Les perspectives d’élargissement de la coopération financière entre l’Azerbaïdjan et la Suisse ont été examinées.
Selon les informations publiées par la Banque centrale d’Azerbaïdjan sur son compte du réseau social X, une délégation conduite par le premier vice-président de l’institution, Aliyar Mammadyarov, a tenu, dans le cadre d’une visite de travail à Tachkent, une rencontre avec une délégation comprenant le président de la Banque nationale suisse, Martin Schlegel, le secrétaire d’État du Secrétariat d’État suisse aux questions financières internationales, Christoph König, ainsi que le secrétaire d’État du Secrétariat d’État suisse à l’économie, Pietro Lazzerini.

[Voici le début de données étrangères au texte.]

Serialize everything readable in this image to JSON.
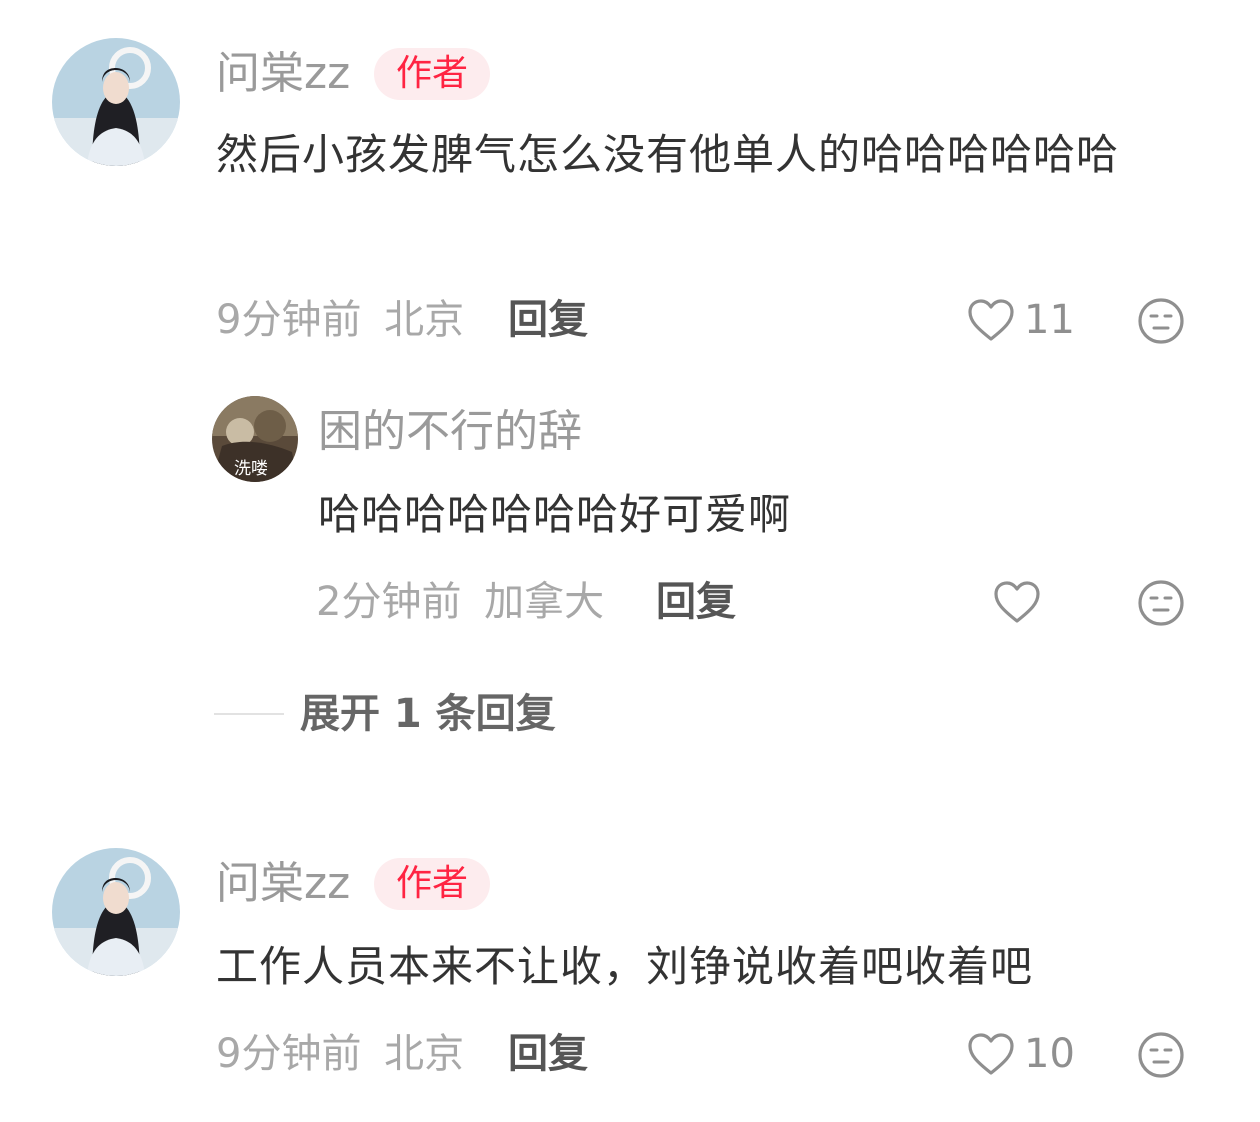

« Au cours de la rencontre, les parties se sont déclarées satisfaites du niveau actuel de coopération entre les banques centrales de l’Azerbaïdjan et de la Suisse. Elles ont également échangé leurs points de vue sur les processus économiques mondiaux et régionaux, la situation macroéconomique actuelle en Azerbaïdjan et la dynamique de développement du secteur financier du pays », a indiqué la Banque centrale.
Selon l’institution, les possibilités d’élargir la coopération bilatérale ainsi que d’autres questions d’intérêt commun ont également été examinées.
Des représentants du Secrétariat d’État suisse à l’économie, le SECO, avaient auparavant annoncé que la Suisse mettait en œuvre dans le Caucase du Sud un nouveau programme régional couvrant la période 2026-2029.
Selon le secrétariat, les projets menés en Azerbaïdjan sont axés sur le soutien macroéconomique, l’amélioration des conditions-cadres pour le secteur privé et le perfectionnement de l’environnement des affaires.
« Depuis le début de l’année, la Suisse met en œuvre dans le Caucase du Sud un nouveau programme régional pour la période 2026-2029. Celui-ci s’appuie sur les résultats des programmes précédents tout en renforçant l’attention accordée aux domaines prioritaires. Son objectif général consiste à promouvoir la sécurité humaine et une paix durable, à développer l’engagement civique et les institutions démocratiques, à renforcer la résilience climatique, à assurer une gestion durable des ressources naturelles et à favoriser des possibilités économiques inclusives et vertes. Compte tenu de l’importance de ce programme, la résilience climatique constitue à la fois une priorité distincte et un thème transversal, ce qui signifie que les considérations climatiques sont systématiquement intégrées dans tous les projets », a précisé le secrétariat.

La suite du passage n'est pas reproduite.